Aquatique ironie

Alors qu’on est dans la saison où la nature est dans sa phase généreuse et prodigue, la technique humaine peine, paradoxalement, à remplir sa mission qui est de faciliter les vies bien trop souvent compliquées. Pendant que l’eau manifeste une envahissante omniprésence, elle se fait désirer dans nos robinets. Une des illustrations du paradoxe malgache, une litanie qui parasite les esprits : la disette au milieu de l’abondance.

L’eau que nous offre mère nature peut parfois être sous le signe de l’excès : une quantité qui submerge les rues dont les plus fragiles ne sortent pas indemnes ou qui inondent des villages qui n’ont pas demandé autant d’élan de bienveillance du ciel. Et nonobstant la teinte liquide que prennent nos quotidiens, l’eau fuit les ménages. Les coupures d’eau se font de plus en plus courantes.

On vit alors le supplice de Tantale, ce roi mythique qui, dans un mouvement de défi, a offert subrepticement son fils à manger aux dieux et qui a reçu comme châtiment une faim éternelle, jamais assouvie par les fruits qui sont à portée de sa vue mais qui prennent le large à mesure qu’il s’en approche. Et ainsi peut aussi se matérialiser notre détresse : l’eau, qui sature notre champ de vision, déserte nos salles d’eau.

Si pour Thalès de Milet, l’eau est l’élément primordial d’où tout découle, elle est, pour nous, celle qui apporte des ravages tout en conservant son essence vitale, un côté magnanime qui joue la carte de la rareté dans nos foyers où elle est victime des failles des mains humaines, de la technique qui est dépassée et qui bute sur ses limites, privant de précieuses heures de la journée de l’or bleu.

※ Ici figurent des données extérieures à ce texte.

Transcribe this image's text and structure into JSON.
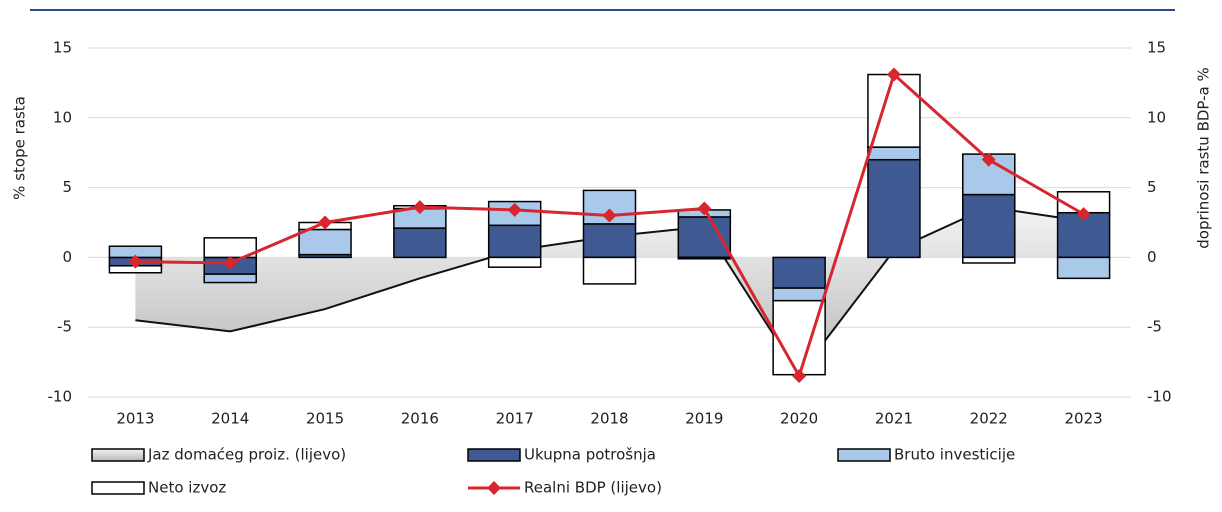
{
  "chart_data": {
    "type": "bar",
    "y_label": "% stope rasta",
    "y2_label": "doprinosi rastu BDP-a %",
    "categories": [
      "2013",
      "2014",
      "2015",
      "2016",
      "2017",
      "2018",
      "2019",
      "2020",
      "2021",
      "2022",
      "2023"
    ],
    "series": [
      {
        "name": "Jaz domaćeg proiz. (lijevo)",
        "type": "area",
        "color": "#c8c8c8",
        "values": [
          -4.5,
          -5.3,
          -3.7,
          -1.5,
          0.5,
          1.5,
          2.2,
          -8.4,
          0.5,
          3.6,
          2.6
        ]
      },
      {
        "name": "Ukupna potrošnja",
        "type": "bar",
        "axis": "y2",
        "color": "#3f5a92",
        "values": [
          -0.6,
          -1.2,
          0.2,
          2.1,
          2.3,
          2.4,
          2.9,
          -2.2,
          7.0,
          4.5,
          3.2
        ]
      },
      {
        "name": "Bruto investicije",
        "type": "bar",
        "axis": "y2",
        "color": "#a9c9ea",
        "values": [
          0.8,
          -0.6,
          1.8,
          1.4,
          1.7,
          2.4,
          0.5,
          -0.9,
          0.9,
          2.9,
          -1.5
        ]
      },
      {
        "name": "Neto izvoz",
        "type": "bar",
        "axis": "y2",
        "color": "#ffffff",
        "values": [
          -0.5,
          1.4,
          0.5,
          0.2,
          -0.7,
          -1.9,
          -0.1,
          -5.3,
          5.2,
          -0.4,
          1.5
        ]
      },
      {
        "name": "Realni BDP (lijevo)",
        "type": "line",
        "color": "#d7262e",
        "values": [
          -0.3,
          -0.4,
          2.5,
          3.6,
          3.4,
          3.0,
          3.5,
          -8.5,
          13.1,
          7.0,
          3.1
        ]
      }
    ],
    "ylim": [
      -10,
      15
    ],
    "yticks": [
      -10,
      -5,
      0,
      5,
      10,
      15
    ],
    "y2lim": [
      -10,
      15
    ],
    "y2ticks": [
      -10,
      -5,
      0,
      5,
      10,
      15
    ],
    "grid": true
  }
}
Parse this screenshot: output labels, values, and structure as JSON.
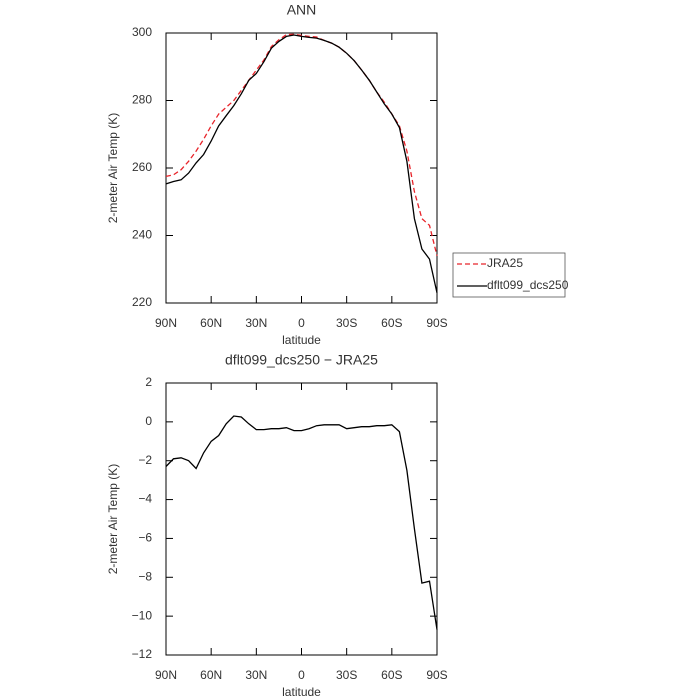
{
  "chart_data": [
    {
      "type": "line",
      "title": "ANN",
      "xlabel": "latitude",
      "ylabel": "2-meter Air Temp (K)",
      "x": [
        90,
        85,
        80,
        75,
        70,
        65,
        60,
        55,
        50,
        45,
        40,
        35,
        30,
        25,
        20,
        15,
        10,
        5,
        0,
        -5,
        -10,
        -15,
        -20,
        -25,
        -30,
        -35,
        -40,
        -45,
        -50,
        -55,
        -60,
        -65,
        -70,
        -75,
        -80,
        -85,
        -90
      ],
      "xlim": [
        90,
        -90
      ],
      "xticks": [
        {
          "value": 90,
          "label": "90N"
        },
        {
          "value": 60,
          "label": "60N"
        },
        {
          "value": 30,
          "label": "30N"
        },
        0,
        {
          "value": -30,
          "label": "30S"
        },
        {
          "value": -60,
          "label": "60S"
        },
        {
          "value": -90,
          "label": "90S"
        }
      ],
      "ylim": [
        220,
        300
      ],
      "yticks": [
        220,
        240,
        260,
        280,
        300
      ],
      "legend": "right",
      "series": [
        {
          "name": "JRA25",
          "color": "#e8242a",
          "dashed": true,
          "values": [
            257.5,
            258,
            259.5,
            262,
            265,
            268.5,
            272.5,
            276,
            278,
            280,
            283,
            286,
            289,
            292,
            296,
            298,
            299.5,
            299.6,
            299.3,
            299,
            298.8,
            297.8,
            297,
            295.8,
            294,
            291.8,
            289,
            286,
            282.5,
            279.5,
            276,
            272.5,
            265,
            253,
            245,
            243,
            234
          ]
        },
        {
          "name": "dflt099_dcs250",
          "color": "#000000",
          "dashed": false,
          "values": [
            255.3,
            256,
            256.5,
            258.5,
            261.5,
            264,
            268,
            272.5,
            275.5,
            278.5,
            282,
            286,
            288,
            291.5,
            295.5,
            297.5,
            299,
            299.4,
            299,
            298.7,
            298.5,
            297.8,
            297,
            295.8,
            294,
            291.8,
            289,
            286,
            282.5,
            279,
            276,
            272,
            262,
            245,
            236,
            233,
            223
          ]
        }
      ]
    },
    {
      "type": "line",
      "title": "dflt099_dcs250 − JRA25",
      "xlabel": "latitude",
      "ylabel": "2-meter Air Temp (K)",
      "x": [
        90,
        85,
        80,
        75,
        70,
        65,
        60,
        55,
        50,
        45,
        40,
        35,
        30,
        25,
        20,
        15,
        10,
        5,
        0,
        -5,
        -10,
        -15,
        -20,
        -25,
        -30,
        -35,
        -40,
        -45,
        -50,
        -55,
        -60,
        -65,
        -70,
        -75,
        -80,
        -85,
        -90
      ],
      "xlim": [
        90,
        -90
      ],
      "xticks": [
        {
          "value": 90,
          "label": "90N"
        },
        {
          "value": 60,
          "label": "60N"
        },
        {
          "value": 30,
          "label": "30N"
        },
        0,
        {
          "value": -30,
          "label": "30S"
        },
        {
          "value": -60,
          "label": "60S"
        },
        {
          "value": -90,
          "label": "90S"
        }
      ],
      "ylim": [
        -12,
        2
      ],
      "yticks": [
        {
          "value": -12,
          "label": "−12"
        },
        {
          "value": -10,
          "label": "−10"
        },
        {
          "value": -8,
          "label": "−8"
        },
        {
          "value": -6,
          "label": "−6"
        },
        {
          "value": -4,
          "label": "−4"
        },
        {
          "value": -2,
          "label": "−2"
        },
        0,
        2
      ],
      "color": "#000000",
      "values": [
        -2.3,
        -1.9,
        -1.85,
        -2.0,
        -2.4,
        -1.6,
        -1.0,
        -0.7,
        -0.1,
        0.3,
        0.25,
        -0.1,
        -0.4,
        -0.4,
        -0.35,
        -0.35,
        -0.3,
        -0.45,
        -0.45,
        -0.35,
        -0.2,
        -0.15,
        -0.15,
        -0.15,
        -0.35,
        -0.3,
        -0.25,
        -0.25,
        -0.2,
        -0.2,
        -0.15,
        -0.5,
        -2.5,
        -5.5,
        -8.3,
        -8.2,
        -10.7
      ]
    }
  ]
}
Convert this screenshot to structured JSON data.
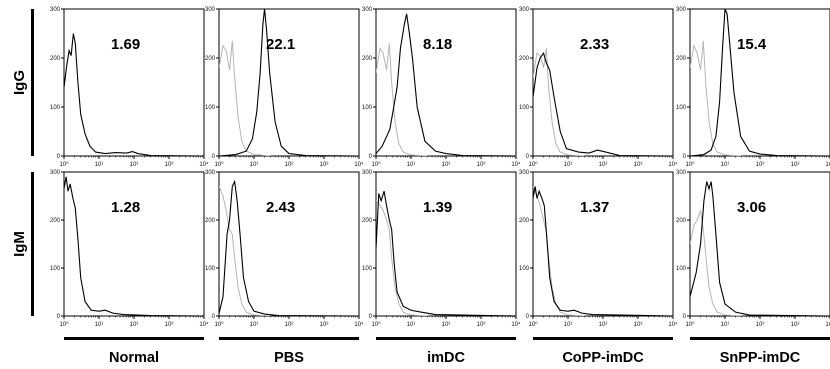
{
  "chart_data": {
    "type": "histogram-grid",
    "rows": [
      "IgG",
      "IgM"
    ],
    "columns": [
      "Normal",
      "PBS",
      "imDC",
      "CoPP-imDC",
      "SnPP-imDC"
    ],
    "xaxis": {
      "scale": "log",
      "range": [
        1,
        10000
      ],
      "tick_labels": [
        "10⁰",
        "10¹",
        "10²",
        "10³",
        "10⁴"
      ]
    },
    "yaxis": {
      "range": [
        0,
        300
      ],
      "tick_labels": [
        "0",
        "100",
        "200",
        "300"
      ]
    },
    "colors": {
      "sample": "#000000",
      "control": "#b5b5b5"
    },
    "panels": [
      [
        {
          "label": "1.69",
          "control": null,
          "sample": [
            [
              1,
              140
            ],
            [
              1.2,
              185
            ],
            [
              1.4,
              215
            ],
            [
              1.6,
              205
            ],
            [
              1.85,
              250
            ],
            [
              2.1,
              230
            ],
            [
              2.5,
              150
            ],
            [
              3,
              85
            ],
            [
              4,
              45
            ],
            [
              5.5,
              20
            ],
            [
              8,
              8
            ],
            [
              15,
              5
            ],
            [
              30,
              7
            ],
            [
              60,
              6
            ],
            [
              90,
              9
            ],
            [
              130,
              5
            ],
            [
              300,
              1
            ],
            [
              10000,
              0
            ]
          ]
        },
        {
          "label": "22.1",
          "control": [
            [
              1,
              180
            ],
            [
              1.3,
              225
            ],
            [
              1.6,
              215
            ],
            [
              2,
              175
            ],
            [
              2.4,
              235
            ],
            [
              2.8,
              160
            ],
            [
              3.5,
              80
            ],
            [
              4.5,
              30
            ],
            [
              6,
              10
            ],
            [
              10,
              3
            ],
            [
              30,
              0
            ]
          ],
          "sample": [
            [
              1,
              0
            ],
            [
              3,
              3
            ],
            [
              6,
              10
            ],
            [
              9,
              35
            ],
            [
              12,
              90
            ],
            [
              15,
              170
            ],
            [
              18,
              270
            ],
            [
              20,
              300
            ],
            [
              23,
              255
            ],
            [
              28,
              170
            ],
            [
              40,
              70
            ],
            [
              60,
              20
            ],
            [
              100,
              5
            ],
            [
              300,
              1
            ],
            [
              10000,
              0
            ]
          ]
        },
        {
          "label": "8.18",
          "control": [
            [
              1,
              170
            ],
            [
              1.3,
              220
            ],
            [
              1.6,
              210
            ],
            [
              2,
              175
            ],
            [
              2.4,
              230
            ],
            [
              2.8,
              150
            ],
            [
              3.5,
              70
            ],
            [
              4.5,
              25
            ],
            [
              6,
              8
            ],
            [
              10,
              2
            ],
            [
              30,
              0
            ]
          ],
          "sample": [
            [
              1,
              5
            ],
            [
              1.5,
              20
            ],
            [
              2.5,
              55
            ],
            [
              4,
              140
            ],
            [
              5,
              220
            ],
            [
              6.5,
              270
            ],
            [
              7.5,
              290
            ],
            [
              9,
              250
            ],
            [
              11,
              200
            ],
            [
              15,
              100
            ],
            [
              25,
              30
            ],
            [
              50,
              10
            ],
            [
              100,
              5
            ],
            [
              300,
              1
            ],
            [
              10000,
              0
            ]
          ]
        },
        {
          "label": "2.33",
          "control": [
            [
              1,
              160
            ],
            [
              1.3,
              210
            ],
            [
              1.6,
              205
            ],
            [
              2,
              180
            ],
            [
              2.4,
              220
            ],
            [
              2.8,
              140
            ],
            [
              3.5,
              70
            ],
            [
              4.5,
              25
            ],
            [
              6,
              8
            ],
            [
              10,
              2
            ],
            [
              30,
              0
            ]
          ],
          "sample": [
            [
              1,
              120
            ],
            [
              1.3,
              180
            ],
            [
              1.6,
              200
            ],
            [
              2,
              210
            ],
            [
              2.4,
              190
            ],
            [
              3,
              175
            ],
            [
              4,
              120
            ],
            [
              6,
              50
            ],
            [
              9,
              15
            ],
            [
              20,
              8
            ],
            [
              40,
              6
            ],
            [
              70,
              12
            ],
            [
              120,
              8
            ],
            [
              300,
              1
            ],
            [
              10000,
              0
            ]
          ]
        },
        {
          "label": "15.4",
          "control": [
            [
              1,
              180
            ],
            [
              1.3,
              225
            ],
            [
              1.6,
              210
            ],
            [
              2,
              175
            ],
            [
              2.4,
              235
            ],
            [
              2.8,
              150
            ],
            [
              3.5,
              70
            ],
            [
              4.5,
              25
            ],
            [
              6,
              8
            ],
            [
              10,
              2
            ],
            [
              30,
              0
            ]
          ],
          "sample": [
            [
              1,
              0
            ],
            [
              2.5,
              3
            ],
            [
              4,
              12
            ],
            [
              5.5,
              40
            ],
            [
              7,
              110
            ],
            [
              8.5,
              220
            ],
            [
              10,
              300
            ],
            [
              11.5,
              290
            ],
            [
              14,
              220
            ],
            [
              18,
              130
            ],
            [
              28,
              40
            ],
            [
              50,
              10
            ],
            [
              100,
              4
            ],
            [
              300,
              1
            ],
            [
              10000,
              0
            ]
          ]
        }
      ],
      [
        {
          "label": "1.28",
          "control": null,
          "sample": [
            [
              1,
              265
            ],
            [
              1.15,
              290
            ],
            [
              1.3,
              260
            ],
            [
              1.5,
              275
            ],
            [
              1.8,
              245
            ],
            [
              2.1,
              225
            ],
            [
              2.5,
              160
            ],
            [
              3,
              80
            ],
            [
              4,
              30
            ],
            [
              6,
              12
            ],
            [
              10,
              10
            ],
            [
              15,
              12
            ],
            [
              25,
              6
            ],
            [
              50,
              3
            ],
            [
              300,
              1
            ],
            [
              10000,
              0
            ]
          ]
        },
        {
          "label": "2.43",
          "control": [
            [
              1,
              270
            ],
            [
              1.3,
              250
            ],
            [
              1.6,
              220
            ],
            [
              2,
              180
            ],
            [
              2.4,
              170
            ],
            [
              2.8,
              120
            ],
            [
              3.5,
              60
            ],
            [
              4.5,
              25
            ],
            [
              6,
              8
            ],
            [
              10,
              2
            ],
            [
              30,
              0
            ]
          ],
          "sample": [
            [
              1,
              5
            ],
            [
              1.3,
              40
            ],
            [
              1.7,
              170
            ],
            [
              2,
              200
            ],
            [
              2.4,
              270
            ],
            [
              2.8,
              280
            ],
            [
              3.3,
              240
            ],
            [
              4,
              170
            ],
            [
              5,
              80
            ],
            [
              7,
              30
            ],
            [
              10,
              10
            ],
            [
              20,
              4
            ],
            [
              50,
              1
            ],
            [
              10000,
              0
            ]
          ]
        },
        {
          "label": "1.39",
          "control": [
            [
              1,
              240
            ],
            [
              1.3,
              230
            ],
            [
              1.6,
              220
            ],
            [
              2,
              200
            ],
            [
              2.4,
              180
            ],
            [
              2.8,
              120
            ],
            [
              3.5,
              60
            ],
            [
              4.5,
              25
            ],
            [
              6,
              8
            ],
            [
              10,
              2
            ],
            [
              30,
              0
            ]
          ],
          "sample": [
            [
              1,
              140
            ],
            [
              1.2,
              255
            ],
            [
              1.4,
              240
            ],
            [
              1.7,
              260
            ],
            [
              2,
              230
            ],
            [
              2.4,
              200
            ],
            [
              2.8,
              180
            ],
            [
              3.3,
              110
            ],
            [
              4,
              50
            ],
            [
              6,
              20
            ],
            [
              10,
              12
            ],
            [
              20,
              8
            ],
            [
              50,
              3
            ],
            [
              10000,
              0
            ]
          ]
        },
        {
          "label": "1.37",
          "control": [
            [
              1,
              270
            ],
            [
              1.3,
              250
            ],
            [
              1.6,
              230
            ],
            [
              2,
              200
            ],
            [
              2.4,
              175
            ],
            [
              2.8,
              120
            ],
            [
              3.5,
              60
            ],
            [
              4.5,
              25
            ],
            [
              6,
              8
            ],
            [
              10,
              2
            ],
            [
              30,
              0
            ]
          ],
          "sample": [
            [
              1,
              245
            ],
            [
              1.15,
              270
            ],
            [
              1.3,
              245
            ],
            [
              1.5,
              260
            ],
            [
              1.8,
              245
            ],
            [
              2.1,
              230
            ],
            [
              2.5,
              160
            ],
            [
              3,
              80
            ],
            [
              4,
              30
            ],
            [
              6,
              12
            ],
            [
              10,
              10
            ],
            [
              15,
              12
            ],
            [
              25,
              6
            ],
            [
              50,
              3
            ],
            [
              10000,
              0
            ]
          ]
        },
        {
          "label": "3.06",
          "control": [
            [
              1,
              150
            ],
            [
              1.3,
              190
            ],
            [
              1.6,
              200
            ],
            [
              2,
              220
            ],
            [
              2.4,
              180
            ],
            [
              2.8,
              130
            ],
            [
              3.5,
              60
            ],
            [
              4.5,
              25
            ],
            [
              6,
              8
            ],
            [
              10,
              2
            ],
            [
              30,
              0
            ]
          ],
          "sample": [
            [
              1,
              40
            ],
            [
              1.5,
              90
            ],
            [
              2,
              150
            ],
            [
              2.5,
              240
            ],
            [
              3,
              280
            ],
            [
              3.5,
              265
            ],
            [
              4,
              280
            ],
            [
              4.5,
              250
            ],
            [
              5.5,
              170
            ],
            [
              7,
              70
            ],
            [
              10,
              25
            ],
            [
              20,
              8
            ],
            [
              50,
              2
            ],
            [
              10000,
              0
            ]
          ]
        }
      ]
    ]
  }
}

L’eau qui a, pour l’homme, un visage ambivalent qui affiche une ambiguïté où sont présentes, à la fois, la destruction et la bienveillance, semble surtout montrer une face où l’amitié s’est un peu effacée pour arborer celle de l’affirmation de sa supériorité qui peut mettre à mal la mégalomanie humaine et son désir insatiable de tout contrôler. L’eau, qui remplit pourtant nos journées d’été, ne se plie pas à la puissance, qu’on croyait immense, de la technique.

Comme l’hydre de Lerne, l’eau résiste à nos tentatives de la maîtriser en faisant apparaître des têtes monstrueuses. Le savoir de l’homme se heurte à la résistance opiniâtre de fortes têtes de l’eau qui s’expriment dans ce refus de satisfaire pleinement les caprices humains.

Et alors qu’on croyait donc avoir dompté la nature, que notre orgueil est gonflé par la conviction d’avoir domestiqué l’eau, cette dernière peut encore montrer sa supériorité face aux prétentions prométhéennes de l’être humain qui n’a donc toujours pas atteint le but exprimé par Descartes qui est de devenir «maître et possesseur de la nature.»